Unfortunately when I got to the station there were only a few backpackers who wanted to buy tickets and the train wouldn't operate with less than ten passengers. Instead of waiting, I rode my motorbike north to Trai Mat. The 30-minute ride took me through incredibly scenic mountain passes on the way to the pagoda.

The chilly wind of the Tay Nguyen (Central Highlands) city added to the adventure of visiting a sacred place of worship with its unique architecture.

The pagoda is not huge but its seven-storey tower decorated with pieces of terra cotta is eye-catching. Stepping into the tower, I met a monk standing next to the 4.3m tall Great Bell that weighs 8,500kg and was cast in 1999.

She said before visitors can climb the tower, they must strike the bell three times. Once this was done, I was able to climb the many stairs to the top and take in the amazing view.

Tourists are always advised to write their wishes on a piece of yellow paper, stick the piece of paper onto the bell and then chime the bell three times to send their prayers to Buddha. This is a sacred experience that should not be missed in the pagoda.

Monks in the pagoda said the tower was hallowed. Early last year, thousands of Buddhists followers and monks from around Da Lat gathered in front of it to see a halo of Buddha shining on its top.

Stepping out of Da Bao Tower, I was impressed with the painstaking work that had gone into its construction, with uncountable small tiles made from broken pieces of porcelain and beer bottles covering the walls, ceilings, pillars, dragons, kylins and Buddha's. The millions of special tiles earned the pagoda the nickname, Ve Chai, which literally means "pieces of broken glass bottles".

It is almost impossible to find a piece of the pagoda which is not adorned with a piece of broken terracotta and glass.

On either side of the tower are dragons, which are also done, in the same style of mosaic, both telling the story of Buddha.
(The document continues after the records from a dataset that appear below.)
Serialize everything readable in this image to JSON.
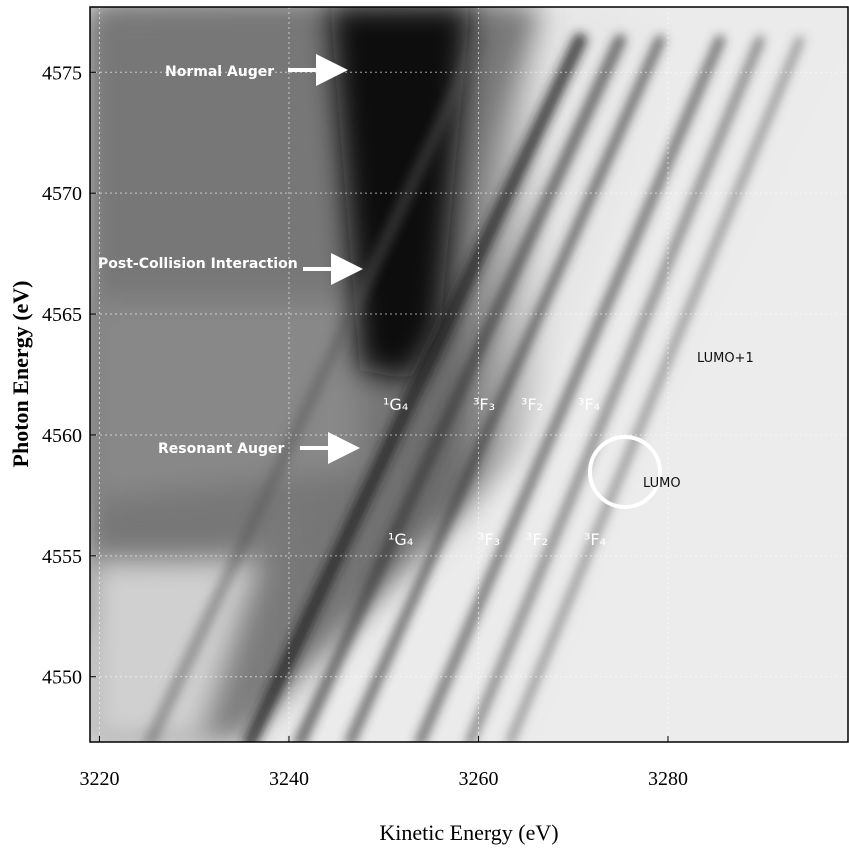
{
  "chart_data": {
    "type": "heatmap",
    "xlabel": "Kinetic Energy (eV)",
    "ylabel": "Photon Energy (eV)",
    "xlim": [
      3219,
      3299
    ],
    "xticks": [
      3220,
      3240,
      3260,
      3280
    ],
    "ylim": [
      4547.3,
      4577.7
    ],
    "yticks": [
      4550,
      4555,
      4560,
      4565,
      4570,
      4575
    ],
    "grid": true,
    "annotations": [
      "Normal Auger",
      "Post-Collision Interaction",
      "Resonant Auger",
      "LUMO+1",
      "LUMO",
      "¹G₄",
      "³F₃",
      "³F₂",
      "³F₄",
      "¹G₄",
      "³F₃",
      "³F₂",
      "³F₄"
    ]
  }
}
The main sanctuary of the pagoda is 33m long and 12m wide. In the inner hall are two rows of columns also inlaid with broken glass and pottery. The statue of Buddha Sakyamuni is made of concrete and gilded with golden powder.

Over the two rows of columns in the main hall are mosaic pictures describing Buddha's history and a 49m dragon. The dragon scales are made of 12,000 empty beer bottles. The whole site is a work of art.

On the first floor of the main sanctuary, there is a room to worship 108 Buddhas with one thousand arms and one thousand eyes.

Construction of the original Linh Phuoc Pagoda began in 1949 and was completed in 1952. In 1990, the pagoda was reconstructed under the supervision of the fifth Abbot, the Most Venerable Thich Tam Vi.

The reconstruction was implemented thanks to Buddhists' donations from all corners of the country. The finished structure, featuring a huge golden Buddha in the main hall, was a fantasy land of East-Asian colour and glass and ceramic mosaics.

Every year, tourists and Buddhists from all over Viet Nam and the world visit the pagoda to see its unique mosaics and to pray.

Linh Phuoc Pagoda is one of many pagodas in Da Lat along with Linh Son Pagoda, Linh Quang Pagoda, Linh Phong Pagoda, Thien Vuong Co Sat Pagoda, Truc Lam Zen Buddhist, and Van Hanh Zen Monastery.